Mexico Donates Tractors and Nurseries to Cuba as Part of a $6 Million Program

In the image, one of the tractors that Mexico donated as part of the Sembrando Vida program. (X/AnaTeresita Gonzaléz)

14ymedio bigger14ymedio, Havana, December 12, 2023 — With the donation of half a dozen tractors to Cuba and the inauguration of two fruit and timber tree nurseries in the municipalities of Artemisa and Mayabeque, the Government of Mexico proclaims that 5,000 people have benefited as part of the Sembrando Vida (Sowing Life) Program, which was announced last June with an investment of 6,000,000 dollars.

According to the statement of the Ministry of Foreign Affairs (SRE), “support and inputs in kind” have been delivered, in addition to technical assistance from Cuban and Mexican agronomists to improve cultivation techniques.

As part of the benefits, the report emphasized that the nurseries have an irrigation system that works with solar panels. Donors emphasize that no electrical energy or “other fuel” is necessary, but the truth is that the tractors will need fuel, which is scarce on the Island despite the constant arrival of oil tankers, mainly from Venezuela and Mexico.

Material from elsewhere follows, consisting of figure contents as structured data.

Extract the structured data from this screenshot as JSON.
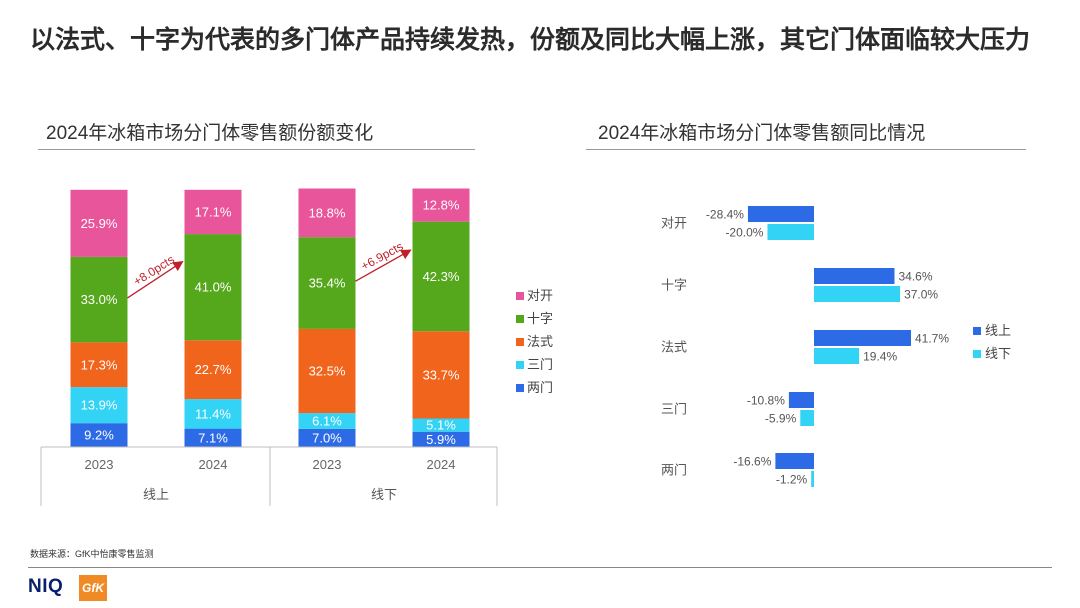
{
  "page": {
    "title": "以法式、十字为代表的多门体产品持续发热，份额及同比大幅上涨，其它门体面临较大压力",
    "source": "数据来源：GfK中怡康零售监测",
    "logo_niq": "NIQ",
    "logo_gfk": "GfK"
  },
  "colors": {
    "对开": "#e8559b",
    "十字": "#55a81c",
    "法式": "#f0641c",
    "三门": "#33d3f5",
    "两门": "#2d6ae6",
    "annotation": "#c0202a"
  },
  "chart_data": [
    {
      "type": "bar",
      "stacked": true,
      "title": "2024年冰箱市场分门体零售额份额变化",
      "categories": [
        "2023",
        "2024",
        "2023",
        "2024"
      ],
      "groups": [
        {
          "label": "线上",
          "categories": [
            "2023",
            "2024"
          ]
        },
        {
          "label": "线下",
          "categories": [
            "2023",
            "2024"
          ]
        }
      ],
      "series": [
        {
          "name": "两门",
          "values": [
            9.2,
            7.1,
            7.0,
            5.9
          ],
          "labels": [
            "9.2%",
            "7.1%",
            "7.0%",
            "5.9%"
          ]
        },
        {
          "name": "三门",
          "values": [
            13.9,
            11.4,
            6.1,
            5.1
          ],
          "labels": [
            "13.9%",
            "11.4%",
            "6.1%",
            "5.1%"
          ]
        },
        {
          "name": "法式",
          "values": [
            17.3,
            22.7,
            32.5,
            33.7
          ],
          "labels": [
            "17.3%",
            "22.7%",
            "32.5%",
            "33.7%"
          ]
        },
        {
          "name": "十字",
          "values": [
            33.0,
            41.0,
            35.4,
            42.3
          ],
          "labels": [
            "33.0%",
            "41.0%",
            "35.4%",
            "42.3%"
          ]
        },
        {
          "name": "对开",
          "values": [
            25.9,
            17.1,
            18.8,
            12.8
          ],
          "labels": [
            "25.9%",
            "17.1%",
            "18.8%",
            "12.8%"
          ]
        }
      ],
      "legend_order": [
        "对开",
        "十字",
        "法式",
        "三门",
        "两门"
      ],
      "legend_position": "right",
      "annotations": [
        {
          "text": "+8.0pcts",
          "from_category": 0,
          "to_category": 1,
          "series": "十字"
        },
        {
          "text": "+6.9pcts",
          "from_category": 2,
          "to_category": 3,
          "series": "十字"
        }
      ],
      "ylim": [
        0,
        100
      ]
    },
    {
      "type": "bar",
      "orientation": "horizontal",
      "title": "2024年冰箱市场分门体零售额同比情况",
      "categories": [
        "对开",
        "十字",
        "法式",
        "三门",
        "两门"
      ],
      "series": [
        {
          "name": "线上",
          "values": [
            -28.4,
            34.6,
            41.7,
            -10.8,
            -16.6
          ],
          "labels": [
            "-28.4%",
            "34.6%",
            "41.7%",
            "-10.8%",
            "-16.6%"
          ]
        },
        {
          "name": "线下",
          "values": [
            -20.0,
            37.0,
            19.4,
            -5.9,
            -1.2
          ],
          "labels": [
            "-20.0%",
            "37.0%",
            "19.4%",
            "-5.9%",
            "-1.2%"
          ]
        }
      ],
      "legend_position": "right",
      "xlim": [
        -30,
        45
      ]
    }
  ]
}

Los viveros de Sembrando Vida en Cuba cuentan con paneles solares. (SRE)
The Sembrando Vida nurseries in Cuba have solar panels. (SRE)

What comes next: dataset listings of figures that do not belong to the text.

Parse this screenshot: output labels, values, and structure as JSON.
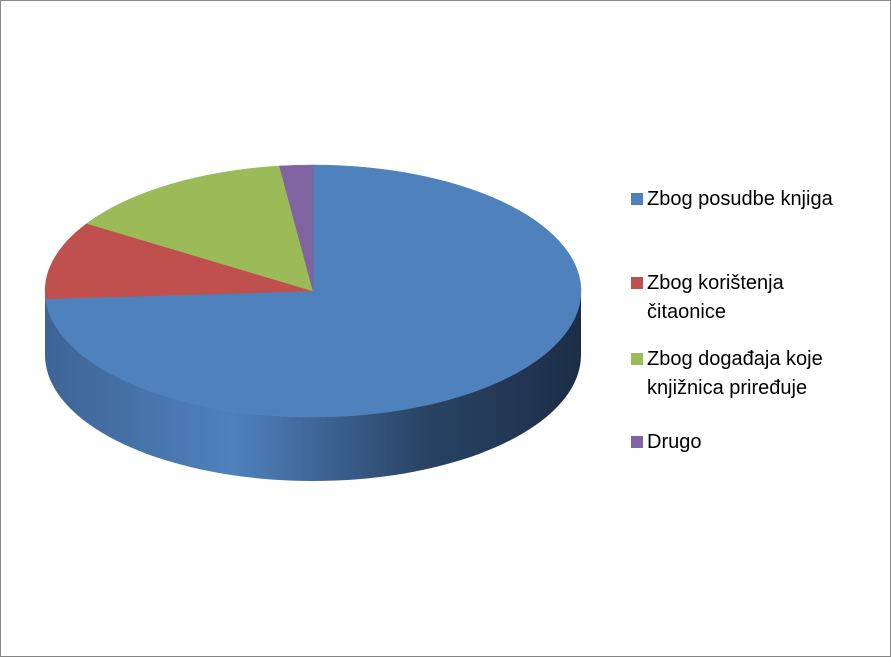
{
  "chart_data": {
    "type": "pie",
    "style": "3d",
    "title": "",
    "legend_position": "right",
    "categories": [
      "Zbog posudbe knjiga",
      "Zbog korištenja čitaonice",
      "Zbog događaja koje knjižnica priređuje",
      "Drugo"
    ],
    "values": [
      74,
      10,
      14,
      2
    ],
    "colors": [
      "#4F81BD",
      "#C0504D",
      "#9BBB59",
      "#8064A2"
    ]
  },
  "legend": {
    "items": [
      {
        "label": "Zbog posudbe knjiga",
        "color": "#4F81BD"
      },
      {
        "label": "Zbog korištenja čitaonice",
        "color": "#C0504D"
      },
      {
        "label": "Zbog događaja koje knjižnica priređuje",
        "color": "#9BBB59"
      },
      {
        "label": "Drugo",
        "color": "#8064A2"
      }
    ]
  }
}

The Mexican Agency for International Development Cooperation (Amexcid), in charge of the program, already implemented in El Salvador, Guatemala and Belize, announces the progress on the Island two months after it reported on the drawing up of a list of beneficiaries. Until then, only a small hoe, a metal file, pruning scissors and a pair of boots had been delivered to the beneficiaries.

The agency says nothing about the $150 per month that Sembrando Vida planned to deliver directly for eight months to the people enrolled in the program, as announced in June by the executive director of Amexcid, Laura Elena Carrillo Cubillas.

Sembrando Vida was implemented by the López Obrador Administration as “the largest job creation program in the history of Mexico,” with a budget, this year, of almost half a billion pesos. The Government of Mexico included it in the Development Plan for Migration.

López Obrador’s proposal focuses on containing the irregular exodus of people through the implementation of social programs in the Northern Triangle of Central America made up of Guatemala, Honduras, El Salvador, Cuba and Belize.

However, Sembrando Vida has been denounced for mismanagement by some media and organizations. The information platform Connectas revealed that this program, to which 63.5 million dollars were initially allocated, “has received criticism for the expulsion of beneficiaries in a discretionary manner, the opacity in the management of farmers’ savings and the delay in the investigations that denounce their mismanagement.”